For the SBA Working Capital Pilot program, you must have a history of at least 12 full months of operations (i.e. generating revenue from your business operations) and be able to provide timely and accurate financial statements, accounts receivable and accounts payable aging reports and inventory reports.

SBA 504 loans

SBA 504/CDC loans can be used only to fund fixed-asset purchases, such as real estate and large equipment. The SBA requires that any real estate you purchase with this financing is 51% owner-occupied — and 60% owner-occupied for new construction.
To qualify for an SBA 504 loan, your business must have an average net income of less than $5 million for the past two years and a tangible net worth of less than $15 million. You must also be able to meet job creation or public policy goals laid out by the SBA.

SBA microloans

SBA microloans, on the other hand, can be used for a variety of purposes — working capital or the purchase of inventory, supplies, furniture and equipment, for example. However, loan funds can’t be used to pay off existing debts or purchase real estate.
These smaller loans are issued by intermediary lenders — like nonprofit community organizations — and may have more flexible eligibility criteria compared with other SBA lenders because the intermediaries set their own lending and credit requirements.
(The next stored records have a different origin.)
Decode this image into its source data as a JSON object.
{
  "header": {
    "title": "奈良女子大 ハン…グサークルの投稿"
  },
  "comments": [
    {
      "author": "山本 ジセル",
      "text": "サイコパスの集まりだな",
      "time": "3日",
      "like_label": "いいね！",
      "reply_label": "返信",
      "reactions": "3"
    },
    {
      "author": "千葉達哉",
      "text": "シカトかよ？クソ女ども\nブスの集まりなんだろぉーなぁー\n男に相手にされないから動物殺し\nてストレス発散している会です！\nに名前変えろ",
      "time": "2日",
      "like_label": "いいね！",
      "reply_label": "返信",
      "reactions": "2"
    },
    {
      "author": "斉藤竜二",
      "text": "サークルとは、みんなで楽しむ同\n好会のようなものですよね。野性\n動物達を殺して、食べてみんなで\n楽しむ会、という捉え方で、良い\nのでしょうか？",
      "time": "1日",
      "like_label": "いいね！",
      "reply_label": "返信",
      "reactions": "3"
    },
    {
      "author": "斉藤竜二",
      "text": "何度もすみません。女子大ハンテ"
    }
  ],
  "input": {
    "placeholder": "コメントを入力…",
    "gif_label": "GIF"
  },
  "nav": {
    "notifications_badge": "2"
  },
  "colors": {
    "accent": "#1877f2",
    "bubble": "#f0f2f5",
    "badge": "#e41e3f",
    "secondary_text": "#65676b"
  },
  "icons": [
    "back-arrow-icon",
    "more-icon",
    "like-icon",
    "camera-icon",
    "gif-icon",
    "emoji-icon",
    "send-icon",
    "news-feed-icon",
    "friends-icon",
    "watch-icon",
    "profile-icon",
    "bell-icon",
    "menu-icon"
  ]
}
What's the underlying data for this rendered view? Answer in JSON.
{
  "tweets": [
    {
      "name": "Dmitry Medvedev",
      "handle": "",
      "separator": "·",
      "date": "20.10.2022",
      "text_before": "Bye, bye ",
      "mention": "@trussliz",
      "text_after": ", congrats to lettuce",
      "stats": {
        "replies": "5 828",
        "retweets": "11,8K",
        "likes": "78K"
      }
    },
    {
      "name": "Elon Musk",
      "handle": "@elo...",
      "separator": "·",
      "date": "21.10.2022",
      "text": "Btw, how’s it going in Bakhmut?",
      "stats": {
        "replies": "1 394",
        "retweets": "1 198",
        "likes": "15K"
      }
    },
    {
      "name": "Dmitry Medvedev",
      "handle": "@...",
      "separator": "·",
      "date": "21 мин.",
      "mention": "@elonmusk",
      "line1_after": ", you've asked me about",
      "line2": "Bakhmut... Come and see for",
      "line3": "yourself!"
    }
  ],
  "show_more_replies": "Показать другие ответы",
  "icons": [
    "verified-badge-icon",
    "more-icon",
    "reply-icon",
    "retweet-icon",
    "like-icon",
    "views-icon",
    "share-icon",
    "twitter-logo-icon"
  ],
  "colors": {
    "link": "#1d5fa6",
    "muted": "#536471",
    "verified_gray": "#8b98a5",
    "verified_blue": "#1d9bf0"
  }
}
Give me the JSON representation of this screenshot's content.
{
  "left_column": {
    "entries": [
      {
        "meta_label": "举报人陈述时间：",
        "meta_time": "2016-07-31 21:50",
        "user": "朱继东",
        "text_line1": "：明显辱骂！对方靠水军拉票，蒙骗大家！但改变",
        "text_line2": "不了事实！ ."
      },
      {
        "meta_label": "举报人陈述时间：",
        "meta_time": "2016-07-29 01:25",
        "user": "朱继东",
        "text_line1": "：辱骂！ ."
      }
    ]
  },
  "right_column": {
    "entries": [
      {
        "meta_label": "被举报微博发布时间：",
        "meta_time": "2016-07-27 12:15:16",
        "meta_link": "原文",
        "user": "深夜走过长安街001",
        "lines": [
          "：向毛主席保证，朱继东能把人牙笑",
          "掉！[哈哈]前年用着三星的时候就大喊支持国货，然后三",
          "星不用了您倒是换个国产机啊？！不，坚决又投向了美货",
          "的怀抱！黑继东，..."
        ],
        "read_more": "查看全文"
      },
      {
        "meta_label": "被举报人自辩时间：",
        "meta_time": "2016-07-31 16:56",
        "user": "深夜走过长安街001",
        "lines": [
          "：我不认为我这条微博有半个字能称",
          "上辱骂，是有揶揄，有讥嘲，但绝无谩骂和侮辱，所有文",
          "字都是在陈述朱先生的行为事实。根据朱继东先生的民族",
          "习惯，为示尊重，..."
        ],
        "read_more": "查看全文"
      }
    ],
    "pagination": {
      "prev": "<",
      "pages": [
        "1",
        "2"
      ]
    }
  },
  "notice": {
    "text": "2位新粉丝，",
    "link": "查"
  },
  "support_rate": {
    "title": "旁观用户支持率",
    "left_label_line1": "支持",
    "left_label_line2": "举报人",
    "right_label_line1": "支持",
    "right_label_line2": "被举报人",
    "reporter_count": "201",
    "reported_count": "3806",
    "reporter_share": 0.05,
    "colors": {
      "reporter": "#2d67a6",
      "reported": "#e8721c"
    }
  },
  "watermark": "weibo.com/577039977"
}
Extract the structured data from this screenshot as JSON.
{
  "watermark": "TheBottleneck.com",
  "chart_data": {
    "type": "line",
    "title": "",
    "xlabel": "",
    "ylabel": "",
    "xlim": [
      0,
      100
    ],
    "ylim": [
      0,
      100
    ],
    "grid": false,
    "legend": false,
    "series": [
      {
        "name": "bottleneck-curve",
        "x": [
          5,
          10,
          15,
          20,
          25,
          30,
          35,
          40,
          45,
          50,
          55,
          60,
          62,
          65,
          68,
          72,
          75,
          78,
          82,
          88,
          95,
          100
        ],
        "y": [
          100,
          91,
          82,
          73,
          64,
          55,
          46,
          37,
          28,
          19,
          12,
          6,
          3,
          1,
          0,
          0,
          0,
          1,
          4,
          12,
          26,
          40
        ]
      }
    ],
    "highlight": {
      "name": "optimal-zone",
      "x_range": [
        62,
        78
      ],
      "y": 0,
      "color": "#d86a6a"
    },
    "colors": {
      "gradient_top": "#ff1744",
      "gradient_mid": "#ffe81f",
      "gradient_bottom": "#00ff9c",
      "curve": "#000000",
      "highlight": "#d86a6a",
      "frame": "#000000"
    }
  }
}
However, collateral and personal guarantees are generally required.

SBA disaster loans

Four types of SBA disaster loans are available to businesses and individuals who have experienced a declared disaster:
  • Physical damage loans. Offered to businesses, nonprofits, homeowners and renters for the repair and replacement of physical assets damaged in a disaster.
  • Mitigation assistance loans. Provides funds to make improvements to homes and businesses to prevent future damage from a disaster.
  • Economic Injury Disaster Loans (EIDL). Designed to assist small businesses, agricultural cooperatives and private nonprofit organizations who have suffered economic injury due to a declared disaster.
  • Military Reservist Economic Injury Disaster Loan (MREIDL). Available to cover operating expenses when a small business has an essential employee who is called to active duty.
SBA disaster loan requirements vary based on the type of loan. Lower credit scores may be acceptable, in some cases. For example, the minimum credit score for the COVID-19 EIDL program was 570 for loans of $500,000 or less and 625 for larger amounts. However, approval is still dependent on the lender’s assessment of your ability to repay the loan. And collateral may be required, depending on the loan type and amount.